Two dead bodies have been found in a luxurious New York apartment. That means it’s time for detective Carrie Chase to contemplate the lure of corruption, man’s inhumanity to man, and where the level designer hid that stupid matchbook.
Masters of Mystery: Blood of Betrayal is a hidden-object game wrapped around a romantic police procedural. You follow Chase from scene to scene, searching for items on a list of clues. Find all the clues, and you’ll unlock the next scene. You’ll also take some trips to the city crime lab, where you’ll play minigames to match license plate numbers or reassemble shredded papers. As you play, Carrie gets to know her handsome partner better, worries about some long-standing abandonment issues, and solves the case.
Murder was the case.
Blood of Betrayal has a “timed” mode and a “relaxed” mode, but it’s easy on either setting. Each scene gives you plenty of time to find all the objects on your list, and the realistic look avoids the eyeball-popping confusion of more challenging hidden object games. There’s no scoring system to worry about, and you can hit the hint button as often as you like. The game is built to help you succeed.
Hardcore gamers might want more of a challenge, but the low difficulty works well with the story. Searching the scene immerses you in the game, especially when you use tools like a flashlight or ultraviolet light to reveal clues that you can’t see in the normal view. Chase’s reactions to the more important clues add new information, so even though you’re just following the game’s cues, your contribution moves the story forward.
As for the story itself, it’s typical for the genre.
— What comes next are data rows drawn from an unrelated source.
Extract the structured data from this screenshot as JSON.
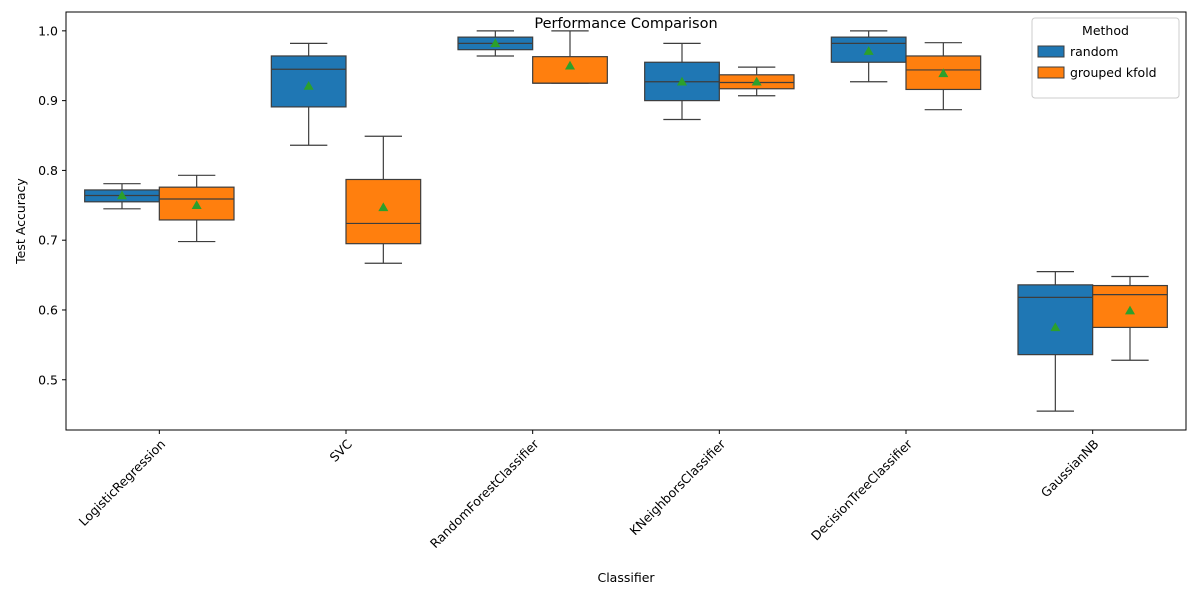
{
  "chart_data": {
    "type": "box",
    "title": "Performance Comparison",
    "xlabel": "Classifier",
    "ylabel": "Test Accuracy",
    "ylim": [
      0.428,
      1.027
    ],
    "yticks": [
      0.5,
      0.6,
      0.7,
      0.8,
      0.9,
      1.0
    ],
    "ytick_labels": [
      "0.5",
      "0.6",
      "0.7",
      "0.8",
      "0.9",
      "1.0"
    ],
    "categories": [
      "LogisticRegression",
      "SVC",
      "RandomForestClassifier",
      "KNeighborsClassifier",
      "DecisionTreeClassifier",
      "GaussianNB"
    ],
    "legend": {
      "title": "Method",
      "placement": "top-right"
    },
    "grid": false,
    "series": [
      {
        "name": "random",
        "color": "#1f77b4",
        "boxes": [
          {
            "whislo": 0.745,
            "q1": 0.755,
            "med": 0.764,
            "q3": 0.772,
            "whishi": 0.781,
            "mean": 0.764
          },
          {
            "whislo": 0.836,
            "q1": 0.891,
            "med": 0.945,
            "q3": 0.964,
            "whishi": 0.982,
            "mean": 0.921
          },
          {
            "whislo": 0.964,
            "q1": 0.973,
            "med": 0.982,
            "q3": 0.991,
            "whishi": 1.0,
            "mean": 0.982
          },
          {
            "whislo": 0.873,
            "q1": 0.9,
            "med": 0.927,
            "q3": 0.955,
            "whishi": 0.982,
            "mean": 0.927
          },
          {
            "whislo": 0.927,
            "q1": 0.955,
            "med": 0.982,
            "q3": 0.991,
            "whishi": 1.0,
            "mean": 0.971
          },
          {
            "whislo": 0.455,
            "q1": 0.536,
            "med": 0.618,
            "q3": 0.636,
            "whishi": 0.655,
            "mean": 0.575
          }
        ]
      },
      {
        "name": "grouped kfold",
        "color": "#ff7f0e",
        "boxes": [
          {
            "whislo": 0.698,
            "q1": 0.729,
            "med": 0.759,
            "q3": 0.776,
            "whishi": 0.793,
            "mean": 0.75
          },
          {
            "whislo": 0.667,
            "q1": 0.695,
            "med": 0.724,
            "q3": 0.787,
            "whishi": 0.849,
            "mean": 0.747
          },
          {
            "whislo": 0.925,
            "q1": 0.925,
            "med": 0.925,
            "q3": 0.963,
            "whishi": 1.0,
            "mean": 0.95
          },
          {
            "whislo": 0.907,
            "q1": 0.917,
            "med": 0.926,
            "q3": 0.937,
            "whishi": 0.948,
            "mean": 0.927
          },
          {
            "whislo": 0.887,
            "q1": 0.916,
            "med": 0.944,
            "q3": 0.964,
            "whishi": 0.983,
            "mean": 0.939
          },
          {
            "whislo": 0.528,
            "q1": 0.575,
            "med": 0.622,
            "q3": 0.635,
            "whishi": 0.648,
            "mean": 0.599
          }
        ]
      }
    ],
    "mean_marker_color": "#2ca02c"
  }
}
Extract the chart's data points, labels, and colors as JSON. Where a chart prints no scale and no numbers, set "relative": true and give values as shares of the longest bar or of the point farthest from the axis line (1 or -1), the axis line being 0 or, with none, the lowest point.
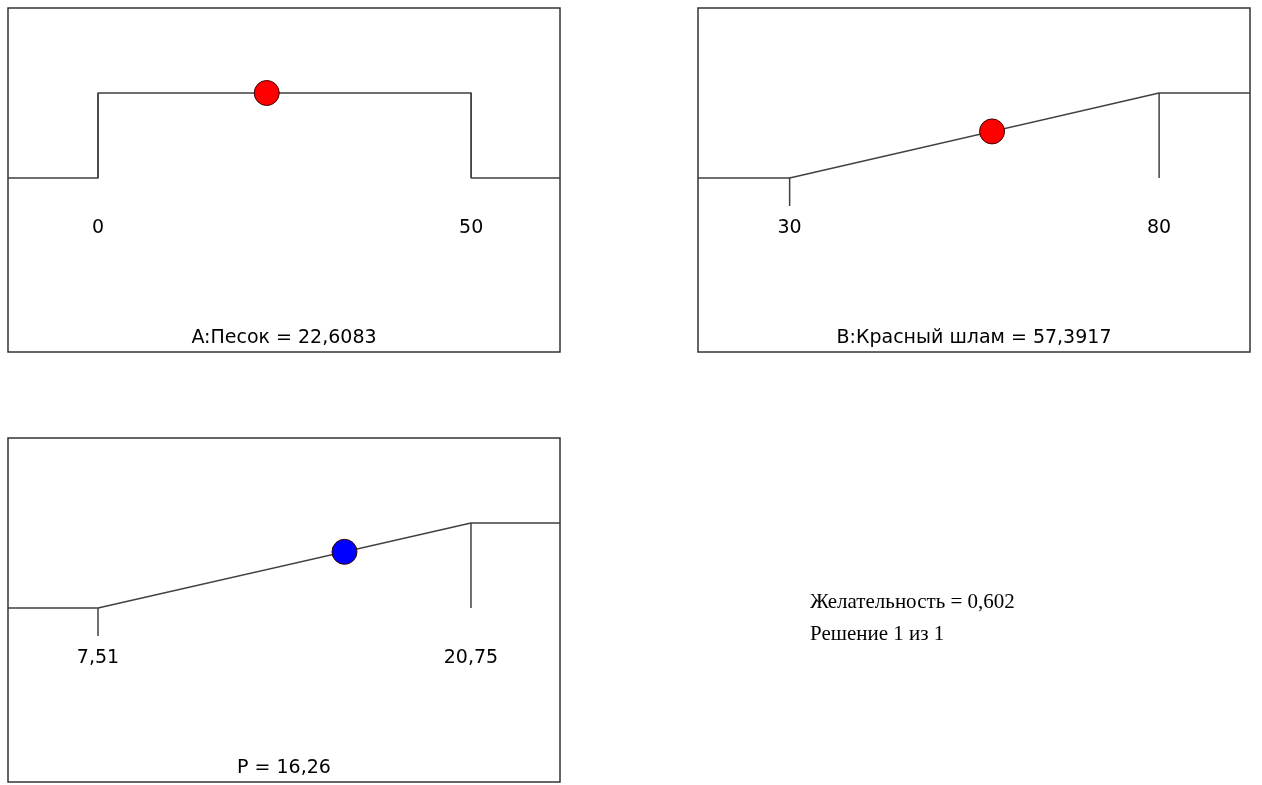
{
  "chart_data": [
    {
      "type": "line",
      "relative": true,
      "xlabel": "A:Песок = 22,6083",
      "xlim": [
        -12.06,
        61.9
      ],
      "xticks": [
        0,
        50
      ],
      "series": [
        {
          "type": "line",
          "color": "#404040",
          "x": [
            -12.06,
            0,
            0,
            50,
            50,
            61.9
          ],
          "values": [
            0,
            0,
            1,
            1,
            0,
            0
          ]
        },
        {
          "type": "scatter",
          "marker": "circle",
          "color": "#ff0000",
          "x": [
            22.6083
          ],
          "values": [
            1
          ]
        }
      ]
    },
    {
      "type": "line",
      "relative": true,
      "xlabel": "B:Красный шлам = 57,3917",
      "xlim": [
        17.6,
        92.3
      ],
      "xticks": [
        30,
        80
      ],
      "series": [
        {
          "type": "line",
          "color": "#404040",
          "x": [
            17.6,
            30,
            80,
            92.3
          ],
          "values": [
            0,
            0,
            1,
            1
          ]
        },
        {
          "type": "scatter",
          "marker": "circle",
          "color": "#ff0000",
          "x": [
            57.3917
          ],
          "values": [
            0.548
          ]
        }
      ]
    },
    {
      "type": "line",
      "relative": true,
      "xlabel": "P = 16,26",
      "xlim": [
        4.315,
        23.91
      ],
      "xticks": [
        {
          "value": 7.51,
          "label": "7,51"
        },
        {
          "value": 20.75,
          "label": "20,75"
        }
      ],
      "series": [
        {
          "type": "line",
          "color": "#404040",
          "x": [
            4.315,
            7.51,
            20.75,
            23.91
          ],
          "values": [
            0,
            0,
            1,
            1
          ]
        },
        {
          "type": "scatter",
          "marker": "circle",
          "color": "#0000ff",
          "x": [
            16.26
          ],
          "values": [
            0.661
          ]
        }
      ]
    },
    {
      "type": "other",
      "title": "Желательность = 0,602",
      "subtitle": "Решение 1 из 1"
    }
  ]
}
The plot has a few twists, and the dialogue has a lot of cliches. The characters are likable and the voice acting is competent. The ending is a little disappointing– it’s rushed, with too much talking and not enough peril– but we enjoyed the events that led up to it.
What’s interesting about Blood of Betrayal is that playing it is less like playing a video game and more like sitting down to read a book or watch an episode of a television show. Some of that is the genre and the plot, which would fit neatly into an episode of Bones or a Patricia Cornwell novel. But if you think of this game as a television show, then the interactive elements are there to keep your attention while the story unfolds — and isn’t that something television networks are now trying to do with their own ‘second screen’ apps for popular shows?
Masters of Mystery: Blood of Betrayal is a good hidden object game, but it’s not a classic. The $4.99 price tag for unlocking the full game would be equally well spent buying a mystery novel or some television episodes on iTunes. But with novels, television drama, and games drawing ever closer together and being consumed on the same devices, you have to wonder: Are we reaching a point where these three formats are starting to blend? Is the interactive novel or television show finally starting to emerge as its own art form?